The application implements a data extraction methodology to extract data from EVM-based smart contracts including execution-related data and state changes. To this aim, the methodology first captures the knowledge about the contract transactions and extracts the state changes for each of them. This is possible by replaying transactions inside the Ethereum Virtual Machine (EVM) and obtaining the traces generated to reconstruct smart contract variables’ changes history.
The Application
Configuration. This step foresees the configuration of the parameters identifying the contract from which to extract data. the first parameter refers to the network to use, such as a particular mainnet or testent. A block range is also necessary to restrict the interval of transactions to retrieve. Some additional filters can also be set and they correspond to gas used, gas price, interval of time, set of sender addresses and set of executed functions. All these parameters are used in the next step to determine and filter the transactions to extract from the specified smart contract.
Get contract code. This step retrieves the source code of the target smart contract used for later compilation. To this purpose, the contract address and the contract name are taken into input. To provide a fully automated procedure, if the contract code is verified and publicly available, it is directly acquired, otherwise, the user can upload it manually.
Get contract transactions. The scope of this step is to collect all the transactions referring to the specified smart contract. For this purpose, initially, the list of transactions between the defined block interval is retrieved. Then, transactions are filtered according to the previously defined parameters so that only those matching all parameters are effectively selected for extraction.
Compile contract. Once the smart contract source code is obtained, the Solidity compiler is used to get three particular outputs: (i) Application Binary Interface (ABI), (ii) Abstract Syntax Tree (AST), and (iii) storage layout.
Extract contract storage and internal transactions. This step captures the contract state changes by extracting the state variables updated during each transaction. For this purpose, each transaction is replayed in a local environment with the state of the blockchain where the transaction was originally executed. This is done by cloning the block where the transaction was included and using it to replay the transaction and any previous ones in the block. This returns the transaction trace containing, among the others, the list of executed operations (i.e., opcodes) and the state of the EVM (i.e., memory locations). In particular, the opcodes represent operations in the memory such as the inclusion of a new variable or the calculation of a storage index. The EVM state contains instead all the storage slots with their respective keys and values. To reconstruct the state variable changes, this information is matched with the storage layout to identify precisely which state variable was updated also in the case of dynamic ones.
Extract blocks, transactions and events. Once the contract state changes and internal transactions are collected and decoded, the methodology continues to read information associated with transactions, blocks and events. For each transaction, the methodology takes the name of the executed function from the corresponding log and its inputs, decoded thanks to ABI. Then, other attributes are read, such as hash, sender, timestamp, gas used, and more. Using the ABI, also events emitted by the transactions are captured together with the name and the value of the decoded attributes.

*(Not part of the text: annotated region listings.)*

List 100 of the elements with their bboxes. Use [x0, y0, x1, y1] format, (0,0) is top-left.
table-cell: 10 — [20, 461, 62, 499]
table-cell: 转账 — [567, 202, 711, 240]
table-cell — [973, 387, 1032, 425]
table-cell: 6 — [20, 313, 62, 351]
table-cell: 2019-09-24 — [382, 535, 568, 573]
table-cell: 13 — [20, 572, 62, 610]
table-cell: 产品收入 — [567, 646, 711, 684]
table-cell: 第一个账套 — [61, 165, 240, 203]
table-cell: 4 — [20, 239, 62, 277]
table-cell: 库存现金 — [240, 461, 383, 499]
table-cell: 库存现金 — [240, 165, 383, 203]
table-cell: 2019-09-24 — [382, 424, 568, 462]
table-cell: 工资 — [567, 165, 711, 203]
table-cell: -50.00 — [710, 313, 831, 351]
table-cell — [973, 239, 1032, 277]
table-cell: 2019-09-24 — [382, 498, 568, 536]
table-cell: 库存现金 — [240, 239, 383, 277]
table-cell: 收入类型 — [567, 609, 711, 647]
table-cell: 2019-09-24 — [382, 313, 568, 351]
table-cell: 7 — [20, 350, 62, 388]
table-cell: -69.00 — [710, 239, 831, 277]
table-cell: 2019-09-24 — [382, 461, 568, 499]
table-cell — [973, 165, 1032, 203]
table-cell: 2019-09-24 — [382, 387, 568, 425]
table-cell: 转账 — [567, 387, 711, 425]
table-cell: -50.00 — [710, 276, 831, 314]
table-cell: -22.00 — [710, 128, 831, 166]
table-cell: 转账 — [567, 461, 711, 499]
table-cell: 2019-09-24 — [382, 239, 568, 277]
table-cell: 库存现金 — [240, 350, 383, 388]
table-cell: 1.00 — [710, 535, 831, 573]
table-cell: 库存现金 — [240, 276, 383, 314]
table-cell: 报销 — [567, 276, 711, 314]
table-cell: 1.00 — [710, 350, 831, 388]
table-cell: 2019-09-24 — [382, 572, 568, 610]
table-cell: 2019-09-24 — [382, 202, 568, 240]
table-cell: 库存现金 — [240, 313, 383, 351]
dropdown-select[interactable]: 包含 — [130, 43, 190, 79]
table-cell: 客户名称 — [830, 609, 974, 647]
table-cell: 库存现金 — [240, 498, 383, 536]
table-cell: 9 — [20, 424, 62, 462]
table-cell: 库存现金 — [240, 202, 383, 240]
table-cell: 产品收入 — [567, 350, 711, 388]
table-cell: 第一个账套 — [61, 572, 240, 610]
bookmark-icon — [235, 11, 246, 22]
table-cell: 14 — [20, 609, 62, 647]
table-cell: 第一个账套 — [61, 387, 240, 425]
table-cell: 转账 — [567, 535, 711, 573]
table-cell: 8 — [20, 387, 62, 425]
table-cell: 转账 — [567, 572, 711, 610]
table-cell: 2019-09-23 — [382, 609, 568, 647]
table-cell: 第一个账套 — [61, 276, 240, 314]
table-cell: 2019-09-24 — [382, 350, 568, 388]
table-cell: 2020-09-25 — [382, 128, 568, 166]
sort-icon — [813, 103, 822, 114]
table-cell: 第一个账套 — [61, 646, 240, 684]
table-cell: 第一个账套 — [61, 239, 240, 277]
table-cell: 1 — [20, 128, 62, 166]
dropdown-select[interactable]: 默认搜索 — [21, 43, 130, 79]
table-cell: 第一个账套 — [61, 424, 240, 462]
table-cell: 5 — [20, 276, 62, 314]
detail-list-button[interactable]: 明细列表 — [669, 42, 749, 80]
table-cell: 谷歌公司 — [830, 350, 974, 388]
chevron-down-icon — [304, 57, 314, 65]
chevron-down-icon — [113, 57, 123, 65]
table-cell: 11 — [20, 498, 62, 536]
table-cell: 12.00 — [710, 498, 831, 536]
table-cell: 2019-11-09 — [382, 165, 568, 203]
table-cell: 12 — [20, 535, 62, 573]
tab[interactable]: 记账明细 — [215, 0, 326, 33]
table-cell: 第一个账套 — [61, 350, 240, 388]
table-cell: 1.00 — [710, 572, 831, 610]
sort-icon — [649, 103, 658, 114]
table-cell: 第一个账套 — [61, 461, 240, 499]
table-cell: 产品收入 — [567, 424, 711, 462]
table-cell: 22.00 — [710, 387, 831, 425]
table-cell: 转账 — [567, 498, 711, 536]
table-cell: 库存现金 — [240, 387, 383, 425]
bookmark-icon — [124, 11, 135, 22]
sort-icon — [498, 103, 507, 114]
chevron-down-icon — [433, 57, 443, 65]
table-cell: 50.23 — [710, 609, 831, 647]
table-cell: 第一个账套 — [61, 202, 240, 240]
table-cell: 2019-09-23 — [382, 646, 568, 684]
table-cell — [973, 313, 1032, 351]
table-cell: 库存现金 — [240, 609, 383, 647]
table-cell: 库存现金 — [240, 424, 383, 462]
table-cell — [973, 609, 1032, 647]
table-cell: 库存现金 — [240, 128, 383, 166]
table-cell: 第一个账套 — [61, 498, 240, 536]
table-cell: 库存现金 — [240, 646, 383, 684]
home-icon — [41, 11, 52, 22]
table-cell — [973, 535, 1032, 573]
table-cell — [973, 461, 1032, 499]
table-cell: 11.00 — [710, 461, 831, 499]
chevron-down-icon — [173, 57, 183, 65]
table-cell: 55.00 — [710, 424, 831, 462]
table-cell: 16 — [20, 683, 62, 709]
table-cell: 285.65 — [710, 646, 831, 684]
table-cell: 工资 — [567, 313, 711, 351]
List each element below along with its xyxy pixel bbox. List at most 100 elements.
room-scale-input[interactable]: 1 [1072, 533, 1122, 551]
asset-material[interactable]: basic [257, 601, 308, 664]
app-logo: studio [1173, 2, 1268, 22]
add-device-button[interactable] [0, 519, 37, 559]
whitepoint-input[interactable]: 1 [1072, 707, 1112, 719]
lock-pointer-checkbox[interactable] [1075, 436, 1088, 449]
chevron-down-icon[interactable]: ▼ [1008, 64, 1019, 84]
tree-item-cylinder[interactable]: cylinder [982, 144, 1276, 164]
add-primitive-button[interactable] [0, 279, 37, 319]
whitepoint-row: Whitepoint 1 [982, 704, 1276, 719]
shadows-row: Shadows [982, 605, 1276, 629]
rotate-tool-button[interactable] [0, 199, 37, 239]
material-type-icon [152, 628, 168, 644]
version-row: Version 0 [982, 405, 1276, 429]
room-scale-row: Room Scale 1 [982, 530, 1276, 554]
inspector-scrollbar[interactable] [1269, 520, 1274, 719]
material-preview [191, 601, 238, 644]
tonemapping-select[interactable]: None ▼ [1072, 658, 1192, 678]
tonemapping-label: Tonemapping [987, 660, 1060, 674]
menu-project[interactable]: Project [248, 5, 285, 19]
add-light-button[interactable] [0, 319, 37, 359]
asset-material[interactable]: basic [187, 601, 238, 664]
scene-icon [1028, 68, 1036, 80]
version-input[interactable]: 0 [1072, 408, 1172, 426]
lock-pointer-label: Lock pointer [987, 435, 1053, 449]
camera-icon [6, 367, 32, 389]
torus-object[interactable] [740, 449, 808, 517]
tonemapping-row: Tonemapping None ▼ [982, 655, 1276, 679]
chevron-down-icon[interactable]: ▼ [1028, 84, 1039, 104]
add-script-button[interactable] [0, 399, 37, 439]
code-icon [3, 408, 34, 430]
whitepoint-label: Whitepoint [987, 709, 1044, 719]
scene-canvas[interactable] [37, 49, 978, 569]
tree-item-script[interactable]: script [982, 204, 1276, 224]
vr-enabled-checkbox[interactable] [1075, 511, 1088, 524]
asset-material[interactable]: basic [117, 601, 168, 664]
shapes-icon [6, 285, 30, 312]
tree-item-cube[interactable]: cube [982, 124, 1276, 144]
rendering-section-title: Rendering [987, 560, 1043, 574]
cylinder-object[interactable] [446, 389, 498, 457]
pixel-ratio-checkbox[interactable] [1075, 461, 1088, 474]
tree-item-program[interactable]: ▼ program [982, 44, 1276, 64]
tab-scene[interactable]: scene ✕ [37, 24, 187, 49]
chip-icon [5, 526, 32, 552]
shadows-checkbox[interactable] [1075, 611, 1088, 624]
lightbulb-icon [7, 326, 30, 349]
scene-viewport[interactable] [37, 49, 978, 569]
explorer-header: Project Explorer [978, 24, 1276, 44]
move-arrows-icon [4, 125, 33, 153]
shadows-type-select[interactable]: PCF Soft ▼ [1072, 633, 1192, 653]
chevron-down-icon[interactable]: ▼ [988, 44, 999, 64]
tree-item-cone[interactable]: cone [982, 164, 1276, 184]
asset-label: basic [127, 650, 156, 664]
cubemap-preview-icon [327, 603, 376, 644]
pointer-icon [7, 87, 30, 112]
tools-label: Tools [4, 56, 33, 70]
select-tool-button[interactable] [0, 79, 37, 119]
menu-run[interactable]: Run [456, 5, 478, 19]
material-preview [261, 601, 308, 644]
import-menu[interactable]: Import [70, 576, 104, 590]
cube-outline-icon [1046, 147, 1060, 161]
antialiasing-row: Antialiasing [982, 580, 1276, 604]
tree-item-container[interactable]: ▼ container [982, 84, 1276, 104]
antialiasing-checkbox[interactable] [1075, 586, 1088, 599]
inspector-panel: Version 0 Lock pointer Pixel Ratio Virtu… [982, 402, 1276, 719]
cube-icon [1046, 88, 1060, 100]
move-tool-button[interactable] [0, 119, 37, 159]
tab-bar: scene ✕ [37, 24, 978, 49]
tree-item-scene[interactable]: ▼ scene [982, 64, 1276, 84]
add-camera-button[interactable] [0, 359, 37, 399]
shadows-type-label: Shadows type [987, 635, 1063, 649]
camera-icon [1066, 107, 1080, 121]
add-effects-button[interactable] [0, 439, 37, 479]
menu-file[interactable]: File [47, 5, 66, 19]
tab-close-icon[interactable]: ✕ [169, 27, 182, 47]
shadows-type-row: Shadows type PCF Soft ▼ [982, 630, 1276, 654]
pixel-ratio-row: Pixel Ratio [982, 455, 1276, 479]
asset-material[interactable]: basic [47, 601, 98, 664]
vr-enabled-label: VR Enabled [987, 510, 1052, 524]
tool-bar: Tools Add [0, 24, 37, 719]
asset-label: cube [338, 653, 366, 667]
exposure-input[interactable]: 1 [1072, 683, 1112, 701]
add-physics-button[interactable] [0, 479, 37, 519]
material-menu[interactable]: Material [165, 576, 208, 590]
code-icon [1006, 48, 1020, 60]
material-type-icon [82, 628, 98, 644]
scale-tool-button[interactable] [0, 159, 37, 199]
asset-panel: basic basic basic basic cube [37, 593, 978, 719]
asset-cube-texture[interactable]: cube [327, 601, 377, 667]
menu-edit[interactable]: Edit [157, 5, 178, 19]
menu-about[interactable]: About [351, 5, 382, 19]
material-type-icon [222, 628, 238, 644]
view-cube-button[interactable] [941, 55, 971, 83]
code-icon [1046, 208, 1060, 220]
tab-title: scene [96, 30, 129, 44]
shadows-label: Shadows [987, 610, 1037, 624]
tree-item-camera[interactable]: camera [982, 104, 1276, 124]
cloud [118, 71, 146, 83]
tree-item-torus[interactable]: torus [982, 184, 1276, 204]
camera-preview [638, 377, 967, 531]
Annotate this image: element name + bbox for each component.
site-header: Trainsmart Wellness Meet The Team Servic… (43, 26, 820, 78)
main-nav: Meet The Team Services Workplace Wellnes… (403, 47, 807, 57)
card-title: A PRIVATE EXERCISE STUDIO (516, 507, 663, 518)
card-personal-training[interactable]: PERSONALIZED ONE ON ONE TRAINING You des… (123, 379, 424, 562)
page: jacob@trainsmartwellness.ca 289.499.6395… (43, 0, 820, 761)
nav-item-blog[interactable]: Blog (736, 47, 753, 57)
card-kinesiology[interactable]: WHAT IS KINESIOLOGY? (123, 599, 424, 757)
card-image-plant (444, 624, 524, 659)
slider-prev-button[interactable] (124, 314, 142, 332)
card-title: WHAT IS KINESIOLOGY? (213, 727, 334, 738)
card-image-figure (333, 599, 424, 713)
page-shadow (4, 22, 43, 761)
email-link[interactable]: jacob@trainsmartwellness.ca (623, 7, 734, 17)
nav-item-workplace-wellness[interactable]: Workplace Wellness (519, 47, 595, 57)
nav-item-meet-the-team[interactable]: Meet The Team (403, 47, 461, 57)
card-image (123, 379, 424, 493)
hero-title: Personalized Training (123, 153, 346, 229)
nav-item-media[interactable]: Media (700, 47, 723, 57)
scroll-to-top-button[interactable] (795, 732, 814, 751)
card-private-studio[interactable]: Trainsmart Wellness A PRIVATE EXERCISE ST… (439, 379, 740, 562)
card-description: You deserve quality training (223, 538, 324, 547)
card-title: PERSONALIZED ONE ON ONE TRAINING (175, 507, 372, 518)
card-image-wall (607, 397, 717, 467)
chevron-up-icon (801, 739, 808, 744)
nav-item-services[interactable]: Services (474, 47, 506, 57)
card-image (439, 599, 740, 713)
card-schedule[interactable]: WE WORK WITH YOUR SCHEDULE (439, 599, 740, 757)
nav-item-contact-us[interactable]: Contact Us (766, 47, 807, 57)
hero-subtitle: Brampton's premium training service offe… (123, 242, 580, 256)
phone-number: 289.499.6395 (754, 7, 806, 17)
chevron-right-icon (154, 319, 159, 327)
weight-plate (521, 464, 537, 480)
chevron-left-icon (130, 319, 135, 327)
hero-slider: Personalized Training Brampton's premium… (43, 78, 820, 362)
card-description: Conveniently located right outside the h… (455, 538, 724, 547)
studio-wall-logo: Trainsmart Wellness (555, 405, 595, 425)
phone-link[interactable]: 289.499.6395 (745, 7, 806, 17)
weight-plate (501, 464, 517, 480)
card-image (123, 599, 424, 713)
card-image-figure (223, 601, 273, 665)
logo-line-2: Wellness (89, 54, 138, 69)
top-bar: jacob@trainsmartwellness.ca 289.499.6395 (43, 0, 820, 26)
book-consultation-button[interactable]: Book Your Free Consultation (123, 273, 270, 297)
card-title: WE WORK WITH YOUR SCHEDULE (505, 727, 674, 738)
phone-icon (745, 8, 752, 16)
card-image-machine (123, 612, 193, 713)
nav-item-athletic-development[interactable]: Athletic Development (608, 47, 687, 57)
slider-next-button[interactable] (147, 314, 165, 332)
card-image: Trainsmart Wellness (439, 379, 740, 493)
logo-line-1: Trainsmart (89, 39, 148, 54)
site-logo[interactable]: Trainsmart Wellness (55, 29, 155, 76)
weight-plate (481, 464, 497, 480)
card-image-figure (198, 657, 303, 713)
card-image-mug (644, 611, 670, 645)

Generate log. After all the previously mentioned data is extracted, this step generates the output log which is provided to the user. The log can be generated in JSON and CSV formats to support higher compatibility with modern analysis techniques.
Data querying. In addition to the log, the methodology also provides a data querying step where the user can interact with the extracted data. Indeed, during the previous steps, such data is saved in a local database, accessible by the user with querying capabilities. In this way, the methodology permits faster data retrieval, without the need to replay transactions every time. Also, the usage of a standard DBMS permits the definition of complex queries and aggregation features.